Properties of the Torque of a Couple:
- Produces angular acceleration but no linear acceleration.
- Acts in a plane perpendicular to the axis of rotation.
- Has a direction given by the right-hand rule (for vectors): Curl the fingers in the direction of rotation — the thumb points in the direction of the torque vector.
Note:
The torque of a couple is sometimes called the moment of a couple.
Example
Two equal and opposite forces of \( \mathrm{5.0\,N} \) act on opposite sides of a steering wheel of diameter \( \mathrm{0.40\,m.} \) Find the torque of the couple acting on the wheel.
▶️ Answer / Explanation
The perpendicular distance between the forces is equal to the diameter of the wheel:
\( \mathrm{d = 0.40\,m.} \)
Torque of the couple:
\( \mathrm{\tau = F \times d = 5.0 \times 0.40 = 2.0\,N·m.} \)

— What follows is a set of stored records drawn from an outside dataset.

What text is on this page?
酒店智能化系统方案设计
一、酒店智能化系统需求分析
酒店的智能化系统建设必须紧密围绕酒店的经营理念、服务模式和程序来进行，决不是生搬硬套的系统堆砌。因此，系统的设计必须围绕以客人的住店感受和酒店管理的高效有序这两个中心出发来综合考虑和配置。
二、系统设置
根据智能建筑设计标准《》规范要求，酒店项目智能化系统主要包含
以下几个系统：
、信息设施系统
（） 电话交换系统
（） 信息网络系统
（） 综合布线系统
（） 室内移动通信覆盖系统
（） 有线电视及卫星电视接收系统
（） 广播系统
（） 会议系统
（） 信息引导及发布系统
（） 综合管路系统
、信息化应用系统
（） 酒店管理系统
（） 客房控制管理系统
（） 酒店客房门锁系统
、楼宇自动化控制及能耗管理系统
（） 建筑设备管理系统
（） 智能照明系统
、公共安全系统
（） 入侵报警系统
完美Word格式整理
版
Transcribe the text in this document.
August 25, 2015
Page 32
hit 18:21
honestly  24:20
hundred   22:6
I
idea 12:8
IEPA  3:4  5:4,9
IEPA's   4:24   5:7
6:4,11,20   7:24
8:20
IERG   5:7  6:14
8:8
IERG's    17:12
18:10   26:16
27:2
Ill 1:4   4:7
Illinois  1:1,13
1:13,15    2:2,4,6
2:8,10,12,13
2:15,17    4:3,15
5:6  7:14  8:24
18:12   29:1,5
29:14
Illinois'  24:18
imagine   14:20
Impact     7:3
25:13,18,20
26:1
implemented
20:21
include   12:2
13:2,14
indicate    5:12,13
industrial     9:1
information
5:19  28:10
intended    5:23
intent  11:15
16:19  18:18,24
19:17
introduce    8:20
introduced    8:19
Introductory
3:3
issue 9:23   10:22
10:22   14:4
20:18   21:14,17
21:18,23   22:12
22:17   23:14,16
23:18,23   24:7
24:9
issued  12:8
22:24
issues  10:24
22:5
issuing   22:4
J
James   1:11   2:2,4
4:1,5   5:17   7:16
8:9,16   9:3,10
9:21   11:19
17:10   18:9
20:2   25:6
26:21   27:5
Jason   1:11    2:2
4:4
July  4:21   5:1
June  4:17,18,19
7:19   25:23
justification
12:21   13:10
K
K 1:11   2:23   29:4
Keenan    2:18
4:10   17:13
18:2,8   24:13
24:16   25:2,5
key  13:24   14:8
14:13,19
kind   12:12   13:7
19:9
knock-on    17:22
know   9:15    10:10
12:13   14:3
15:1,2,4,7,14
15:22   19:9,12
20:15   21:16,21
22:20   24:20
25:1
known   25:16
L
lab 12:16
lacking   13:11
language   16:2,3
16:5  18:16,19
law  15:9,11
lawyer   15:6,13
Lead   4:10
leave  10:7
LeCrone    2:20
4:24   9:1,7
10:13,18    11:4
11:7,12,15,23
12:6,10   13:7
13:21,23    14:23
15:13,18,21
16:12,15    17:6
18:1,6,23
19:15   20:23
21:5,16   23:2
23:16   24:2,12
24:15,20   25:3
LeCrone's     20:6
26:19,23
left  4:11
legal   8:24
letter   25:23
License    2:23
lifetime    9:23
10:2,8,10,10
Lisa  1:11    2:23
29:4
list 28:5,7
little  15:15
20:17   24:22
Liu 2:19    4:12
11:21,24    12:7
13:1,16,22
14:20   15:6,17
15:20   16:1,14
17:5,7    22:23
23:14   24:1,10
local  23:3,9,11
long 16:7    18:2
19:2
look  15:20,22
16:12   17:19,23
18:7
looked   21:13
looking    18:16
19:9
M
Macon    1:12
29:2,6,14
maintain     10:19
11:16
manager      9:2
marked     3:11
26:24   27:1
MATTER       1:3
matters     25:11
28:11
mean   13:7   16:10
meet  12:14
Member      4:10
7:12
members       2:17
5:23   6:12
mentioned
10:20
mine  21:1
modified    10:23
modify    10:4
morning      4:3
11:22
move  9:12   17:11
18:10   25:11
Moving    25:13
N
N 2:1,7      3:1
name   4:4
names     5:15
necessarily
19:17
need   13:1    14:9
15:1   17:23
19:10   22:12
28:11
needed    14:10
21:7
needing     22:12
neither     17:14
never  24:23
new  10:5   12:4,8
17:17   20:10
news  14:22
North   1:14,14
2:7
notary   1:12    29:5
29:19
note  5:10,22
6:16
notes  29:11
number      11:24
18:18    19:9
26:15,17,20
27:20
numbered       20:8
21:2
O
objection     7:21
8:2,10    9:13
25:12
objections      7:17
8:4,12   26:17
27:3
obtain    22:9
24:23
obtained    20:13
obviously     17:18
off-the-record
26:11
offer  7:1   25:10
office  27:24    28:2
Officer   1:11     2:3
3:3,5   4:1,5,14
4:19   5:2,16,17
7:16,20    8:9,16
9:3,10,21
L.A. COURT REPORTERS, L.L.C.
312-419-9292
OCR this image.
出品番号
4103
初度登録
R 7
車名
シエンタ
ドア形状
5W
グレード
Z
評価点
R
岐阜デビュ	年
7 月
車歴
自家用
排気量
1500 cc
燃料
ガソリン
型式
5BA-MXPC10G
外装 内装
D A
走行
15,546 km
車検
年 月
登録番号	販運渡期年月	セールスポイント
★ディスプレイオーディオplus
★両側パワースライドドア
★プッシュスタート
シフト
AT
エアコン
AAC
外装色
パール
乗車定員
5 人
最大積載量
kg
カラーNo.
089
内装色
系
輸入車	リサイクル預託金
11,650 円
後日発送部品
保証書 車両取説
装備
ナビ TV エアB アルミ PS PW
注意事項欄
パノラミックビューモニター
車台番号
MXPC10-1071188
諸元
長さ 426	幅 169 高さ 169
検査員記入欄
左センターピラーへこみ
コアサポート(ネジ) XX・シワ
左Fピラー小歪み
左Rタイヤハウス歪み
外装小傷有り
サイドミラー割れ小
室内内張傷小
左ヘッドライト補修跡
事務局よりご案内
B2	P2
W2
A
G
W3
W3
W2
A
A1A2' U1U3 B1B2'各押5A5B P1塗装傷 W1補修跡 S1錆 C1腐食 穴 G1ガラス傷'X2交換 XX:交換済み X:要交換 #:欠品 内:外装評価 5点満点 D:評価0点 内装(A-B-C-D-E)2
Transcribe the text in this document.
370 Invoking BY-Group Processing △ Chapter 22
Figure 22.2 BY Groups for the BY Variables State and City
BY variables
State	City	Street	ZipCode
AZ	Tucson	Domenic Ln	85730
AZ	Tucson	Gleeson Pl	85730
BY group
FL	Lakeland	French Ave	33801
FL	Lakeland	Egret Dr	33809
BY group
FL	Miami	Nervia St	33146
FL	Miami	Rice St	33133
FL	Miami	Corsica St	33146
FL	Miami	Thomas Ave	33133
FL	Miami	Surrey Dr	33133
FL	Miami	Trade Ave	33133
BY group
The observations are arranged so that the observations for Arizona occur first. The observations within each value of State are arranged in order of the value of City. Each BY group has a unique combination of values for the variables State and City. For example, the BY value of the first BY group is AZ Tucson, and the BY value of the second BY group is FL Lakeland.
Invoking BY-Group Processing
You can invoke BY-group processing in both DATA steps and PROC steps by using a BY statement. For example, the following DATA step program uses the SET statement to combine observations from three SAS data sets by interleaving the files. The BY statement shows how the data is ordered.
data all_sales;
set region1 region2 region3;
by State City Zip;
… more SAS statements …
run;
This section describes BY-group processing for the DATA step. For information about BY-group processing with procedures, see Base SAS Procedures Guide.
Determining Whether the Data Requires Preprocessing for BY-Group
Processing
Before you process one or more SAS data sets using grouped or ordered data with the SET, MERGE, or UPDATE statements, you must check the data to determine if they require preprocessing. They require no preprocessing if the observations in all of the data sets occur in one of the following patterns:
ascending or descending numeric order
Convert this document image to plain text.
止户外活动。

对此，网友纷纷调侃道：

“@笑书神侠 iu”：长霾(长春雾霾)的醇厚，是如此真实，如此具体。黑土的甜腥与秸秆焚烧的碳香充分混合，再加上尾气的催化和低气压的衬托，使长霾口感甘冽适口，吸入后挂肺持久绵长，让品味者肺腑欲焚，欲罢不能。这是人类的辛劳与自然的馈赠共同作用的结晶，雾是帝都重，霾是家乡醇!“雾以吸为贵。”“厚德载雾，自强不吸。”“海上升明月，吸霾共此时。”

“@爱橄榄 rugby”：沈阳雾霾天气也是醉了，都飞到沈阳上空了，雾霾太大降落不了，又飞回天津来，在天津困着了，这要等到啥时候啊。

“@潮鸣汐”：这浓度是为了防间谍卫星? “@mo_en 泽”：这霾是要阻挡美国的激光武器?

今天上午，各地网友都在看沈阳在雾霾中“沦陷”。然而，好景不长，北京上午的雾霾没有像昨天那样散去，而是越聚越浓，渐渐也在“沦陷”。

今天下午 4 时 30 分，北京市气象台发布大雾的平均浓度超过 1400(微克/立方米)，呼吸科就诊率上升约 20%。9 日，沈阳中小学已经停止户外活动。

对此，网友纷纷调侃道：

The couple produces a torque of \( \mathrm{2.0\,N·m} \), causing the wheel to rotate.
Example
Two identical spanners are used to loosen different bolts. On one, the mechanic applies a \( \mathrm{15\,N} \) force at a distance of \( \mathrm{0.20\,m.} \); on the other, a \( \mathrm{10\,N} \) force at \( \mathrm{0.30\,m.} \). Which produces a greater turning effect?
▶️ Answer / Explanation
Calculate torque for each case:
First: \( \mathrm{\tau_1 = 15 \times 0.20 = 3.0\,N·m.} \)
Second: \( \mathrm{\tau_2 = 10 \times 0.30 = 3.0\,N·m.} \)
Both couples produce the same torque of \( \mathrm{3.0\,N·m} \). Hence, both produce the same rotational effect despite different force–distance combinations.